I think my key crux is that in domains where there is a way to verify that the solution actually works, RL can scale to superhuman performance, and mathematics/programming are domains that are unusually easy to verify/gather training data for RL performance, so with caveats it can become rather good at those specific domains/benchmarks like millennium prize evals, but the important caveat is I don’t believe this transfers very well to domains where verifying isn’t easy, like creative writing.
I was talking about the 1 GW systems that would be developed in late 2026-early 2027, not GPT-5.
Sure, the theory on that is solid. But how efficiently does it scale off-distribution, in practice?
The inference-time scaling laws, much like the pretraining scaling laws, are ultimately based on test sets whose entries are “shallow” (in the previously discussed sense). It doesn’t tell us much regarding how well the technique scales with the “conceptual depth” of a problem.
o3 took a million dollars in inference-time compute and unknown amounts in training-time compute just to solve the “easy” part of the FrontierMath benchmark (which likely take human experts single-digit hours, maybe <1 hour for particularly skilled humans). How much would be needed for beating the “hard” subset of FrontierMath?
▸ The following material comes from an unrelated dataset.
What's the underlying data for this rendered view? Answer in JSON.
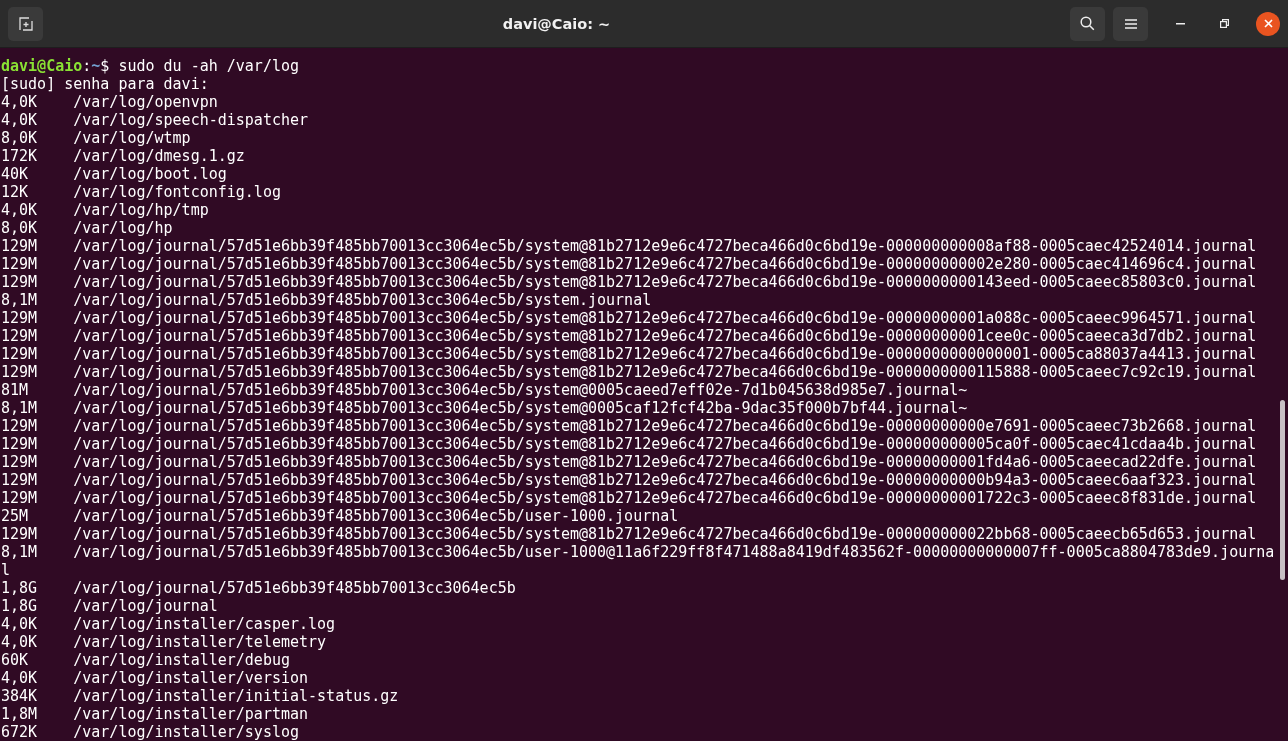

How much more still would be needed for problems that take individual researchers days; or problems that take entire math departments months; or problems that take entire fields decades?
It’s possible that the “synthetic data flywheel” works so well that the amount of human-researcher-hour-equivalents per unit of compute scales, say, exponentially with some aspect of o-series’ training, and so o6 in 2027 solves the Riemann Hypothesis.
Or it scales not that well, and o6 can barely clear real-life equivalents of hard FrontierMath problems. Perhaps instead the training costs (generating all the CoT trees on which RL training is then done) scale exponentially, while researcher-hour-equivalents per compute units scale linearly.
It doesn’t seem to me that we know which one it is yet. Do we?
I don’t think we know yet whether it will succeed in practice, or whether it training costs make it infeasibble to do.